Il me regarda en silence ; sa main droite effleurait l'échancrure de son blouson, sans y pénétrer encore. J'avais posé le petit revolver contre ma cuisse.
— Tu devais avoir une drôle de passion pour ta douce, dis-je.
— Va te faire dorer… dit-il doucement, immobile entre les voitures et le mur de soutènement d'un mètre cinquante qui bordait l'intérieur du trottoir.
Une sirène gémit dans le lointain ; elle grimpait la grande colline. La tête du garçon se tourna dans la direction du son. Je m'approchai de lui et poussai mon revolver sur son blouson.
— Les flics ou moi ? demandai-je.
Sa tête roula un peu sur le côté comme si je l'avais calotté.
— Qui êtes-vous ? grinça-t-il.
— Ami de Geiger.
— Foutez-moi le camp, fumier !
— C'est un petit revolver, môme. Je te lâche un pruneau dans les tripes et il te faudra trois mois pour marcher ; mais tu t'en remettras. Et comme ça, tu pourras y aller à pattes, à la jolie chambre à gaz qu'ils viennent d'installer à Quentin.
— Va te faire dorer, répéta-t-il.
Sa main se glissa sous son blouson. J'appuyai un peu plus durement sur son estomac. Il laissa échapper un long soupir, retira sa main du blouson et la laissa retomber à son côté. Ses larges épaules s'effondrèrent.
— C'que vous voulez ? murmura-t-il.
Je fouillai son blouson et en sortis l'automatique.
— Monte dans ma voiture, môme.
Il passa devant moi et je le fis entrer en le poussant.
— Au volant, môme.
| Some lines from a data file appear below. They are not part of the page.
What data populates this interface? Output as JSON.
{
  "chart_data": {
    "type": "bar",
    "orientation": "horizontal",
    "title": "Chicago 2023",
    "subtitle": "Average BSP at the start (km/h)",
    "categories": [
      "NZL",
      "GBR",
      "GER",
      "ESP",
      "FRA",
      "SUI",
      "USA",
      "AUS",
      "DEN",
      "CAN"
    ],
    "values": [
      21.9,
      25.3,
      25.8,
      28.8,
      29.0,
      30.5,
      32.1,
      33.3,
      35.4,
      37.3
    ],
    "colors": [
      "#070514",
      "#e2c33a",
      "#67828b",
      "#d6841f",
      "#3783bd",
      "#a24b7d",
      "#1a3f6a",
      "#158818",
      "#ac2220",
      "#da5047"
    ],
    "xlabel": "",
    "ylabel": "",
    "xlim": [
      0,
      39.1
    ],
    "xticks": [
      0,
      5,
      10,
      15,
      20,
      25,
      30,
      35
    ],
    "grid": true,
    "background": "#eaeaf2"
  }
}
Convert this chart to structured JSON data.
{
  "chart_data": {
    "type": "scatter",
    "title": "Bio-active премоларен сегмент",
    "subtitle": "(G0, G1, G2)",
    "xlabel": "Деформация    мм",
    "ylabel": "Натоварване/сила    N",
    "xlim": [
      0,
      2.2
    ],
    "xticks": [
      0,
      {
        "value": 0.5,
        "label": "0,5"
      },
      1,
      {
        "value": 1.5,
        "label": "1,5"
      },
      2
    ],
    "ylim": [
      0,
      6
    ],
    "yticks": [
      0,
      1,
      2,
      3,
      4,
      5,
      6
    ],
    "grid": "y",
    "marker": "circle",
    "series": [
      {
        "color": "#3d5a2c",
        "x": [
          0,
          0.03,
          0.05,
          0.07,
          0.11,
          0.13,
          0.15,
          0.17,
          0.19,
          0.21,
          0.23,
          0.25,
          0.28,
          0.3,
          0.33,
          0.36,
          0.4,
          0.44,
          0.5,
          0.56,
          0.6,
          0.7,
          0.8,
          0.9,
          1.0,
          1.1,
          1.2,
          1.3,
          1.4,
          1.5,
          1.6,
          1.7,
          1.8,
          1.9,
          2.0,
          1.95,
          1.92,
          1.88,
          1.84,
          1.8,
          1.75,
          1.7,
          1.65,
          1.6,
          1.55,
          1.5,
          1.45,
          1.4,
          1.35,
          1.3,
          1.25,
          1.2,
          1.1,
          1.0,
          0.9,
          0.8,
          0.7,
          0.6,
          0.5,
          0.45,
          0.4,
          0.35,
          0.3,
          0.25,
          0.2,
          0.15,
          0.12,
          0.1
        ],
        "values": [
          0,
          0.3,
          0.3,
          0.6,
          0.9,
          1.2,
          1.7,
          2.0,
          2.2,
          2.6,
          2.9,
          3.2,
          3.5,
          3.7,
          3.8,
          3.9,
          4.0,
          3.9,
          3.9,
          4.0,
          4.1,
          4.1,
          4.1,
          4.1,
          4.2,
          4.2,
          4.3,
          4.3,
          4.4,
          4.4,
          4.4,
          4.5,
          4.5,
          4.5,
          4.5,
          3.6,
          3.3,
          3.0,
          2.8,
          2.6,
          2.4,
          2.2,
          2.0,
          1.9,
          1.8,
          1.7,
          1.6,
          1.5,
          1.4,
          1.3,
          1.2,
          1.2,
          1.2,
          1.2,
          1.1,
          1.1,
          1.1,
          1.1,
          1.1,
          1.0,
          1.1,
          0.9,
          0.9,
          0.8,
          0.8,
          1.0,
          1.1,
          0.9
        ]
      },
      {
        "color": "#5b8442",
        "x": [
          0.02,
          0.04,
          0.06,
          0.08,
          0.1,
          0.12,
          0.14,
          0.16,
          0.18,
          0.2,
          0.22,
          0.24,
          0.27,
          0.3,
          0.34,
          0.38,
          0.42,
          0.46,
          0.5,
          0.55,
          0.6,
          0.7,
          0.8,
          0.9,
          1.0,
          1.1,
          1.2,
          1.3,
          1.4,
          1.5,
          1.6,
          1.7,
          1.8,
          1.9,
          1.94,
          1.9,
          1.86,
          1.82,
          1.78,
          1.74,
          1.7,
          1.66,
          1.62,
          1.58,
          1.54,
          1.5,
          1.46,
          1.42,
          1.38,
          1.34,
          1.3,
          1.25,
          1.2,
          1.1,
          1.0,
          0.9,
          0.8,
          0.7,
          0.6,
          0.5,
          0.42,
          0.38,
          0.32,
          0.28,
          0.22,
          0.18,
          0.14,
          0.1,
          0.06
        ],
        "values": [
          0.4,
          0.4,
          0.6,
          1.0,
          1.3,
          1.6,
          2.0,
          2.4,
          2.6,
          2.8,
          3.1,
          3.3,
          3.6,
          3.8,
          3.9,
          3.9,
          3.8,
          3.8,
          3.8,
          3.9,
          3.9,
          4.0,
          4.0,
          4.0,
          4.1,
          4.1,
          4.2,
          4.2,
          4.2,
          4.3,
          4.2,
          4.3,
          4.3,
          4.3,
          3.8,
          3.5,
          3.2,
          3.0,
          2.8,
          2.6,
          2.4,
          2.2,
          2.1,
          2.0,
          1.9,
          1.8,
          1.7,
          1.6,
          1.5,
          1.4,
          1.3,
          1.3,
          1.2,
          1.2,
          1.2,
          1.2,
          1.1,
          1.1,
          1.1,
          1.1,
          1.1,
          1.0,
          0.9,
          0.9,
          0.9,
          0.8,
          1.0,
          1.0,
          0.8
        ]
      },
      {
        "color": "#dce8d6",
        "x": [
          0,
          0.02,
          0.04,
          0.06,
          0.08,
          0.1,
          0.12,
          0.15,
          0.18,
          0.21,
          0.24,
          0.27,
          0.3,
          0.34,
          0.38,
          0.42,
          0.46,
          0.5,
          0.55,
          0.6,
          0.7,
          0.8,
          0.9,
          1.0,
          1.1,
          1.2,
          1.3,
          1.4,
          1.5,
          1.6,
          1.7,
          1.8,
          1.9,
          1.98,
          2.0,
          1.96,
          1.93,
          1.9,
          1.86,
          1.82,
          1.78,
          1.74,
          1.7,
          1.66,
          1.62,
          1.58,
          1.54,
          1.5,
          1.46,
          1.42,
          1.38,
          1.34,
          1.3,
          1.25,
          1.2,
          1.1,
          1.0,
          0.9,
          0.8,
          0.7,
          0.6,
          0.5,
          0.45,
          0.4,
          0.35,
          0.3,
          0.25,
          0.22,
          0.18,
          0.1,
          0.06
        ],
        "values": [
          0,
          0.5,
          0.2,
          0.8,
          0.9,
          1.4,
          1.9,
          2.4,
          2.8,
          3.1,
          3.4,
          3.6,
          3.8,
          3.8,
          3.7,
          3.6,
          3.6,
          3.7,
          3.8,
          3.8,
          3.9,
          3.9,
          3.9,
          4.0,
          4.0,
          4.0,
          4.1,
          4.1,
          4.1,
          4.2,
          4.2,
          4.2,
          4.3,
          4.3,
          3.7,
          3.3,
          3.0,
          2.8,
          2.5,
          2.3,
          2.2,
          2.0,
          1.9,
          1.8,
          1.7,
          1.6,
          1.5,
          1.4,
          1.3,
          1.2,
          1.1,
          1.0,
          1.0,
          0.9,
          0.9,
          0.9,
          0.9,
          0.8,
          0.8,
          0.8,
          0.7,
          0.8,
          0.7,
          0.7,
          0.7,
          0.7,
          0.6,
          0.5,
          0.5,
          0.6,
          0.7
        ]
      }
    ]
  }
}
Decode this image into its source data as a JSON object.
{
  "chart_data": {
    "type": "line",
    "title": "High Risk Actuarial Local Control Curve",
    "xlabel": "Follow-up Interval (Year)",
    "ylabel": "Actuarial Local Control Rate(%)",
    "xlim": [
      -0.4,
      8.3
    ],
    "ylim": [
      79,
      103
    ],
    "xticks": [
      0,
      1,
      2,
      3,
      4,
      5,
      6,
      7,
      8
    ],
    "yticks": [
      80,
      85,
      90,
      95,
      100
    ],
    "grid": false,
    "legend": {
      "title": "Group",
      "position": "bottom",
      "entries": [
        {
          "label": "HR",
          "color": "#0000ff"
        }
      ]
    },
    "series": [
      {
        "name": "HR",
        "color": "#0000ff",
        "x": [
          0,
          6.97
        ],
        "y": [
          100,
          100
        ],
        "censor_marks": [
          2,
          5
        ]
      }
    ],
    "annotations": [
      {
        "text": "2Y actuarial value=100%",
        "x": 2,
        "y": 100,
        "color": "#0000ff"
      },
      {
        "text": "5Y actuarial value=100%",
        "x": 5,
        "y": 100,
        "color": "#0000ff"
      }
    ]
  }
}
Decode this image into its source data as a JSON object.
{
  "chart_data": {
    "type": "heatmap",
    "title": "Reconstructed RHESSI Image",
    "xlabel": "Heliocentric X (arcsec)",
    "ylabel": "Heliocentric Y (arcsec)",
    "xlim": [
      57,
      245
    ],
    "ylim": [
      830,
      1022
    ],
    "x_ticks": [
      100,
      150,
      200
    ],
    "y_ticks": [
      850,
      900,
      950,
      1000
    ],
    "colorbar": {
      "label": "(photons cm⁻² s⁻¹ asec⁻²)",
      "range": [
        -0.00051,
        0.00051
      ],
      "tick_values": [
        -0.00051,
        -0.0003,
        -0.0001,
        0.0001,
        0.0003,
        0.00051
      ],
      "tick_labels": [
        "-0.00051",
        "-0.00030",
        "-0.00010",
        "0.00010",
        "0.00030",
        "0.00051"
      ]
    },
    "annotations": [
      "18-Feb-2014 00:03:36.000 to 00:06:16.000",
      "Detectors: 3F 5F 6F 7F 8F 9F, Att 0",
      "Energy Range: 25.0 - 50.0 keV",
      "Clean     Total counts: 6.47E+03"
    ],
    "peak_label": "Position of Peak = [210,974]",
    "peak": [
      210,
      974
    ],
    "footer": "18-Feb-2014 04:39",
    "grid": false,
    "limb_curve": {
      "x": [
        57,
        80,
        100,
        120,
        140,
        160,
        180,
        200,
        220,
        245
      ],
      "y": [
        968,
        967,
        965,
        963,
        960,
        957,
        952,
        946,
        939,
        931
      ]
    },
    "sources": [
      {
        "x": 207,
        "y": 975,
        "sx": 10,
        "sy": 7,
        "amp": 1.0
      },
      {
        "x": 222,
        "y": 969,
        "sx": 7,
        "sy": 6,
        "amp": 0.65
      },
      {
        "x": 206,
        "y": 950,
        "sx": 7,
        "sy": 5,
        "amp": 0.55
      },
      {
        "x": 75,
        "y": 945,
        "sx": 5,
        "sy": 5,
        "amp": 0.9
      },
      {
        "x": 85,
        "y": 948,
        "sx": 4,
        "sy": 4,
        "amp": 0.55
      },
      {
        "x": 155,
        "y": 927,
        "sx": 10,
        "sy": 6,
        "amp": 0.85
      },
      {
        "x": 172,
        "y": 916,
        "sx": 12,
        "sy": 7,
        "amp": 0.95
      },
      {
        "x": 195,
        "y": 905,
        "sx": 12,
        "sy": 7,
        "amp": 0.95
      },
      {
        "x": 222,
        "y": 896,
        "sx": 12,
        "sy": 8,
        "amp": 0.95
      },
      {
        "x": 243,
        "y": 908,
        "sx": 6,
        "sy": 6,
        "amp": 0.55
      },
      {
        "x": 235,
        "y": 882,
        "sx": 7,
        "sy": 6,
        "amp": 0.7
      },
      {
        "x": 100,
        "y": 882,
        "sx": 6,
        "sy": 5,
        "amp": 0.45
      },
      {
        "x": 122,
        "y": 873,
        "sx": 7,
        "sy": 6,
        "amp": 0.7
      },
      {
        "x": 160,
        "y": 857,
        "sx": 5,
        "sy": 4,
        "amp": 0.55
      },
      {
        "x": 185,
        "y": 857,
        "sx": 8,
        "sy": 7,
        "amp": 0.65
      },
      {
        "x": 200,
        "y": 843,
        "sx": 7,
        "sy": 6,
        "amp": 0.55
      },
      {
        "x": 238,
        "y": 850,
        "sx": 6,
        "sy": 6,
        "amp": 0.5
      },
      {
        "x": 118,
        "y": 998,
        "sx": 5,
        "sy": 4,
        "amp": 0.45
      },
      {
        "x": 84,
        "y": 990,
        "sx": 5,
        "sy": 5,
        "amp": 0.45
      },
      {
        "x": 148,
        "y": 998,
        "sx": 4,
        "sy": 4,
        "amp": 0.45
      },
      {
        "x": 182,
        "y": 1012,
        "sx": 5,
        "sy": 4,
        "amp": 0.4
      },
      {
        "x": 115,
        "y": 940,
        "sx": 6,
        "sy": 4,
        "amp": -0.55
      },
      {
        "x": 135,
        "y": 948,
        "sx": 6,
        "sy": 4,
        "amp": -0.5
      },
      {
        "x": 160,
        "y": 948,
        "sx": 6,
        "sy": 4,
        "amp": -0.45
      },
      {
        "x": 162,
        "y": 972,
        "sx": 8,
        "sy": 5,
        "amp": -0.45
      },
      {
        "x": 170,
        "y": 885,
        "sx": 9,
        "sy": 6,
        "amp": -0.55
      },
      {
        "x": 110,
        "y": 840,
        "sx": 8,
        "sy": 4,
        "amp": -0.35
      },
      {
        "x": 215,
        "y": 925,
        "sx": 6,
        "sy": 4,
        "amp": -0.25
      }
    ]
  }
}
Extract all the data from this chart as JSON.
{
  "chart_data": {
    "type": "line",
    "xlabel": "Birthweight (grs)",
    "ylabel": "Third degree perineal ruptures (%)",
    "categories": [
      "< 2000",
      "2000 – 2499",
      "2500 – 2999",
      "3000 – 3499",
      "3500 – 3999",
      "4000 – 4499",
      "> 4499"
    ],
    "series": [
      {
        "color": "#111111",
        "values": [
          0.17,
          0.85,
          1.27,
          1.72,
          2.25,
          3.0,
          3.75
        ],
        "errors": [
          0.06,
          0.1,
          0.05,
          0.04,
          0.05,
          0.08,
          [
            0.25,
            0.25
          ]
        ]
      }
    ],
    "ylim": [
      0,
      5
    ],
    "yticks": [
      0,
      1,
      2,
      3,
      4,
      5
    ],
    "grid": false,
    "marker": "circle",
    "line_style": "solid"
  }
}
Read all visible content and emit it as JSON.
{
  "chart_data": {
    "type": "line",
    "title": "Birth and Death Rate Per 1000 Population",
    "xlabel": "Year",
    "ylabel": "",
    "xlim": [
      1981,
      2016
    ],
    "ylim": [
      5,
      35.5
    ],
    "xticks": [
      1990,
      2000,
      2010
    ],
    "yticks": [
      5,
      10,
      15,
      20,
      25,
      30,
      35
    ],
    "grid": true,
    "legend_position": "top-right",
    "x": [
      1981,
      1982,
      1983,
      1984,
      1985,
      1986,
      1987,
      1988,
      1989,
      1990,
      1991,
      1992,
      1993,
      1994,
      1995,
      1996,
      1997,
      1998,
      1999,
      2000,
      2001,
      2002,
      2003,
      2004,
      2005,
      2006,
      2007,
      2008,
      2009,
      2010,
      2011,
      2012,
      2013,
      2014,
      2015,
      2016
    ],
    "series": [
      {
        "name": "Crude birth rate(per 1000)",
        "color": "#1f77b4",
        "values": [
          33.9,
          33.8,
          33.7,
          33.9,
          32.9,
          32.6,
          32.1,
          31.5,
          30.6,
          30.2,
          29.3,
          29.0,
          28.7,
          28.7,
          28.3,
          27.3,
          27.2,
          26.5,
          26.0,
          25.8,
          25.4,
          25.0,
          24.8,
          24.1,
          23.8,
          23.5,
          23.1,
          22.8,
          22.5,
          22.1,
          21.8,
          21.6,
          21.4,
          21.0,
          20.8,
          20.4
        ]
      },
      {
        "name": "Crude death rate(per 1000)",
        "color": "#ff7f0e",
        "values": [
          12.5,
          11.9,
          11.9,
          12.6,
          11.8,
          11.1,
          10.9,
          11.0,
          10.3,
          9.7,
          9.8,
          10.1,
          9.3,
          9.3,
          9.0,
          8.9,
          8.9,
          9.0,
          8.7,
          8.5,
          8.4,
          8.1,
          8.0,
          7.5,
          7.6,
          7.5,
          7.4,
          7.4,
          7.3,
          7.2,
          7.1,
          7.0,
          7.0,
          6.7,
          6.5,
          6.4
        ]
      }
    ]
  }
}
Tu conduiras.
Il se glissa derrière le volant et je m'assis à côté de lui. Je lui ordonnai :
— Attends que la brigade soit passée. Ils penseront que nous sommes partis en entendant la sirène. Et puis fais demi-tour et on ira à la maison.
J'empochai le revolver de Carmen et poussai l'automatique contre les côtes du garçon. Je regardai par la glace de derrière ; le hurlement de la sirène était très fort maintenant. Deux faisceaux rouges s'agrandirent au milieu de la rue. Ils s'élargirent puis se fondirent en un seul et la voiture passa en trombe en rugissant.
— Allons-y, dis-je.
Le garçon vira et descendit la colline.
— À la maison, dis-je. Laverne Terrace.
Ses lèvres pleines se crispèrent. Il fit tourner la voiture à l'ouest sur Franklin.
— T'es un peu simplet, dis-je. Comment t'appelles-tu ?
— Carol Lundgren, dit-il d'un ton mort.
— T'as pas tué le bon, Carol. Ce n'est pas Joe Brody qui a tué ta coquine.
Il me répondit les quatre mots habituels et s'occupa de son volant.